Alphabetize, reverse, shuffle, de-duplicate and clean any list — one line at a time.

🔒 Runs entirely in your browser — nothing you type is uploaded or stored on a server.

This tool takes any list — one item per line — and reorganises it for you. Sort it alphabetically from A to Z or Z to A, reverse the current order, shuffle it randomly, and clean it up by removing duplicate lines, deleting empty lines and trimming stray spaces. The result updates instantly and is ready to copy.

Lists turn up everywhere: email addresses, product names, keywords, to-do items, CSV columns, import files and more. Sorting them alphabetically makes them easy to scan and compare, while removing duplicates is essential before importing data, sending a mailing, or merging two lists that overlap. Doing this by hand is slow and error-prone; this tool does it in a click.

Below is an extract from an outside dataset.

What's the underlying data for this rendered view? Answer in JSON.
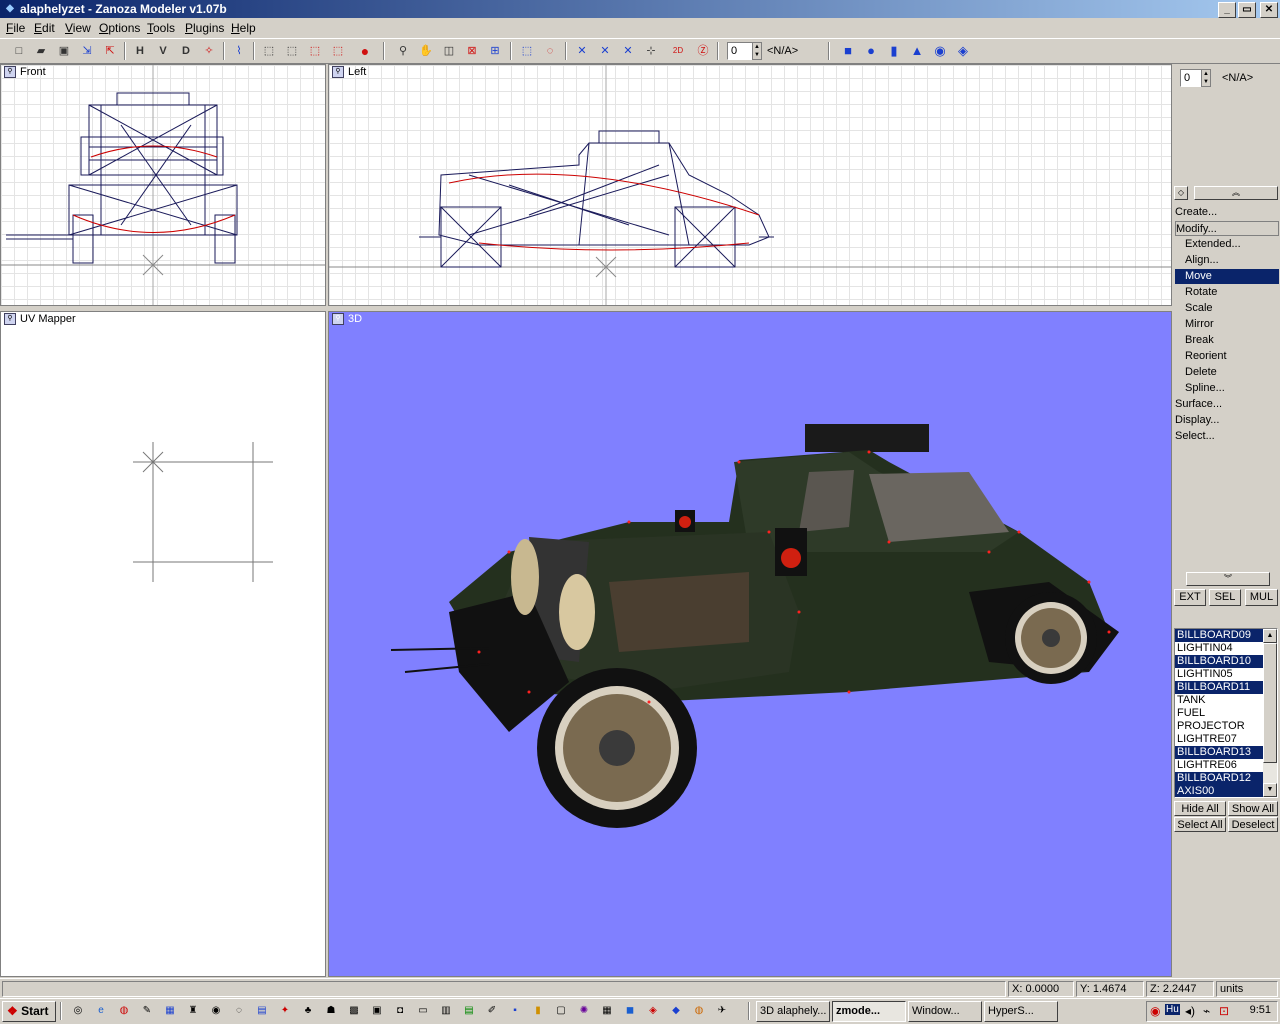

The de-duplication is smart about case — by default “Apple” and “apple” are treated as the same entry — and you can switch that off if case matters. Because all processing is local, you can safely sort and clean sensitive lists like customer emails without uploading them anywhere.

How to use

  1. Paste your list into the box, with one item on each line.
  2. Set the options you want: remove duplicates, remove empty lines, trim lines, and whether to ignore case.
  3. Click an action: A → Z, Z → A, Reverse or Shuffle.
  4. The reorganised list appears in the result box, with a count of how many lines remain.
  5. Click Copy to grab the cleaned, sorted list.

Examples

Alphabetize names
A jumbled list of names becomes a clean A–Z roster with one click on “A → Z”.
Remove duplicate emails
Turn on “Remove duplicates” and a list with repeated addresses collapses to a unique set before you send.
Randomise a draw
Paste a list of entrants and click “Shuffle” to get a fair random order for picking winners.
Clean an import file
Combine “Remove empty lines” and “Trim lines” to prepare a tidy list for importing into a spreadsheet or database.

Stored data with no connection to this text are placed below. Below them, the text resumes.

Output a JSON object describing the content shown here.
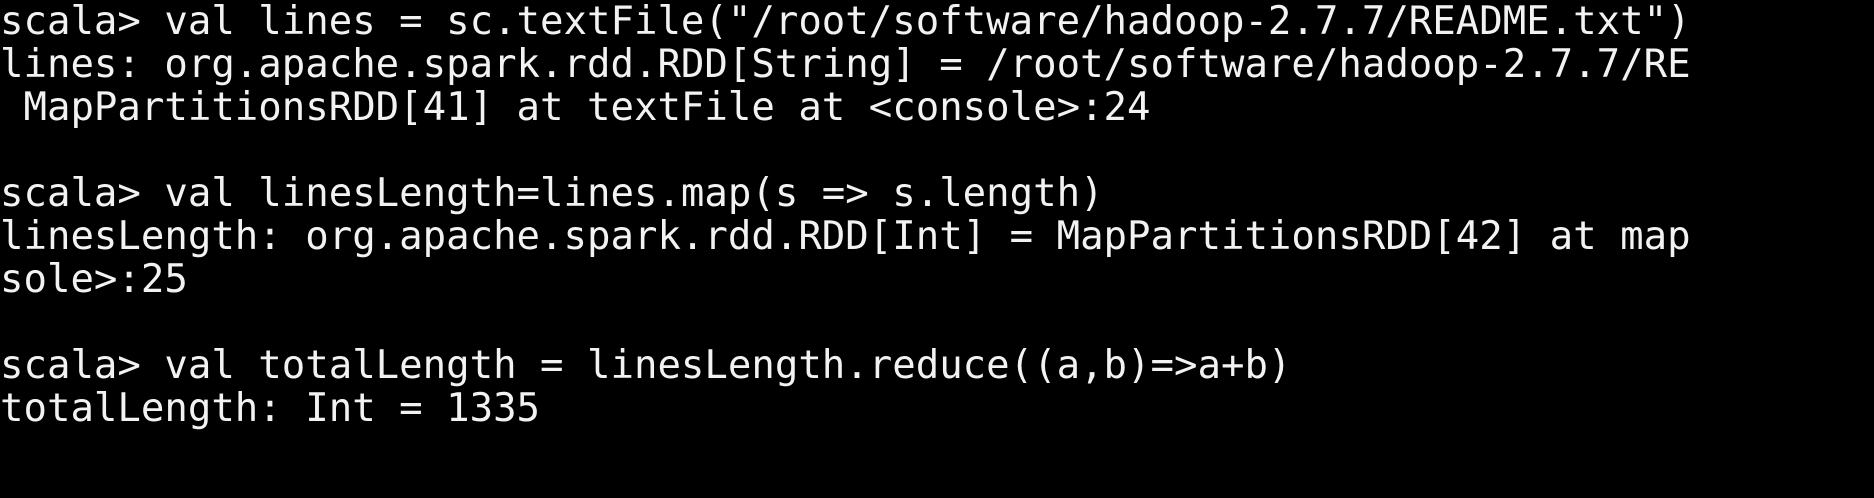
{
  "terminal": {
    "lines": [
      "scala> val lines = sc.textFile(\"/root/software/hadoop-2.7.7/README.txt\")",
      "lines: org.apache.spark.rdd.RDD[String] = /root/software/hadoop-2.7.7/RE",
      " MapPartitionsRDD[41] at textFile at <console>:24",
      "",
      "scala> val linesLength=lines.map(s => s.length)",
      "linesLength: org.apache.spark.rdd.RDD[Int] = MapPartitionsRDD[42] at map",
      "sole>:25",
      "",
      "scala> val totalLength = linesLength.reduce((a,b)=>a+b)",
      "totalLength: Int = 1335"
    ],
    "colors": {
      "background": "#000000",
      "foreground": "#f2f2f2"
    }
  }
}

Frequently asked questions

Does sorting treat uppercase and lowercase differently?
By default it ignores case, so “Banana” and “banana” sort together naturally. Untick “Ignore case” if you need a strict, case-sensitive sort where capitals come first.
How are duplicates detected?
Two lines are duplicates if their text matches. With “Ignore case” on, the match is case-insensitive. The first occurrence is kept and later copies are removed.
Does it sort numbers correctly?
Sorting is alphabetical (text-based), so “10” sorts before “2” because it starts with “1”. For purely numeric data, pad numbers to equal length first if you need numeric order.
Is the shuffle truly random?
It uses the Fisher–Yates algorithm with your browser's random generator, which produces an unbiased shuffle suitable for casual draws and randomising order.
What counts as one item?
Each line is one item. If your data is comma-separated on a single line, use Find & Replace first to put each item on its own line.
Is my list kept private?
Yes. All sorting and cleaning happens in your browser. Your list is never uploaded or stored.